SNP calling of resequencing data from the association population and population genetics analyses
The methods and clean data used to resequence the association population of 300 accessions were previously described (Xiao et al. 2020). To obtain high-confidence SNPs, the dataset was further filtered using the following parameters: MAF > 0.05, missing rate < 0.2, and heterozygosity < 0.9, resulting in a total of 7,892,737 SNPs for further analysis. Population structure analysis was conducted using ADMIXTURE v.1.3.0 (Alexander et al. 2009). First, SNPs with LD > 0.2 were removed to ensure independence. Next, the population numbers contained in the sample K = 1 to 9 were set and input into ADMIXTURE v.1.3.0. The cross-validation error corresponding to each population number was calculated, and the minimum cross-validation error was defined as the best K value. K = 3 was ultimately selected as the optimal population structure, in line with the clustering results obtained by Du et al. (2012) using simple sequence repeats (SSRs). Independent SNPs (LD > 0.2) were input into the EMMAX software (Kang et al. 2010) to calculate kinship.
GWAS analysis
Seventeen photosynthetic traits were standardized based on Z-scores before association analysis. Outliers were defined as having a |Z| ≥ 3, and these values were excluded and coded as not applicable (NA). To ensure the reliability of the association results, SNPs with LD > 0.7 were removed, remaining 2,024,059 SNPs for further analysis. GWAS analysis was conducted using the compressed mixed linear model (cMLM) in TASSEL v5.0 (Yu et al. 2006), with population structure and kinship as covariates. The significance threshold for GWAS was set at P < 4.94 × 10^−7^ (1/n, where n is the number of SNPs) based on Bonferroni-adjusted correction for multiple testing. Genes overlapping within 2 kb upstream or downstream of the GWAS signal were considered candidate genes.
Phylogenetic tree analysis
To annotate the functions of PtoIRKI, BLASTP searches were performed against the Phytozome database. Homologous genes of PtoIRKI from Triticum aestivum, Oryza sativa, Zea mays, Arabidopsis thaliana, and Populus trichocarpa were used to construct a phylogenetic tree using MEGA 6.0 software with the maximum-likelihood method. We employed 1,000 bootstrap test replicates and the Poisson model (Tamura et al. 2013).
RT-qPCR analysis
To analyze the expression patterns of PtoIRKI in different tissues, total RNA from roots, xylem, phloem, and leaves of P. tomentosa clone “1316” plants was extracted. Next, the total RNA was quantified utilizing a NanoDrop spectrophotometer (Thermo Fisher Scientific, Waltham, MA, USA), and its integrity was verified through agarose gel electrophoresis. Reverse transcription was performed using HiScript III RT SuperMix for PCR (+gDNA wiper; Vazyme Biotech, Nanjing, China). Primers were designed using the RealTime qPCR Assay Entry tool (https://sg.idtdna.com/Scitools/Applications/RealTimePCR/default.aspx). All reactions were performed with 3 technical and biological repeats, using the poplar Actin gene (accession no. EF145577) as the internal control. RT-qPCR was performed using a 7500 Fast Real-time PCR system and ChamQ SYBR qPCR Master Mix (Vazyme Biotech), following the PCR protocol reported by Quan et al. (2021). Relative gene expression compared to the reference (Actin) was calculated using the 2^−ΔΔCT^ method, as described previously. The gene-specific primers used for RT-qPCR are listed in Supplementary Table S10.

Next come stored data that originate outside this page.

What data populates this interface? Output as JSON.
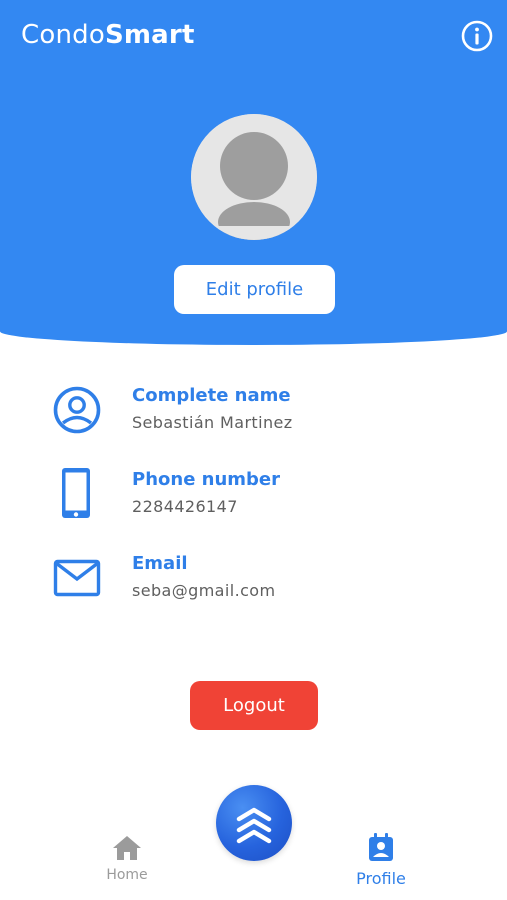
{
  "header": {
    "brand_light": "Condo",
    "brand_bold": "Smart",
    "edit_label": "Edit profile"
  },
  "profile": {
    "fields": [
      {
        "label": "Complete name",
        "value": "Sebastián Martinez",
        "icon": "account-circle-icon"
      },
      {
        "label": "Phone number",
        "value": "2284426147",
        "icon": "smartphone-icon"
      },
      {
        "label": "Email",
        "value": "seba@gmail.com",
        "icon": "mail-icon"
      }
    ]
  },
  "actions": {
    "logout_label": "Logout"
  },
  "nav": {
    "items": [
      {
        "label": "Home",
        "icon": "home-icon"
      },
      {
        "label": "Profile",
        "icon": "contact-page-icon"
      }
    ],
    "center_icon": "chevrons-up-icon"
  },
  "colors": {
    "primary": "#3388f2",
    "accent_text": "#2f7fe8",
    "logout": "#f04336",
    "muted": "#9b9b9b"
  }
}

Gene cloning and plant transformation
The full-length CDS of PtoIRKI without a stop codon and the homologous sequence of about 200 bp were amplified from a P. tomentosa “1316” clone, and then cloned into the pCXSN vector, respectively, under the control of the 35S promoter. The resulting plasmids were transformed into Agrobacterium tumefaciens strain GV3101 cells, which were then used to transform 84 K poplar (Populus alba × Populus glandulosa) via the Agrobacterium-mediated method (Liu et al. 2014). The relative expression levels of positive plants were detected via RT-qPCR, as previously described. Vectors, clone sequences, and corresponding restriction sites for generating OE and KD of PtoIRKI poplar have been listed in Supplementary Table S10.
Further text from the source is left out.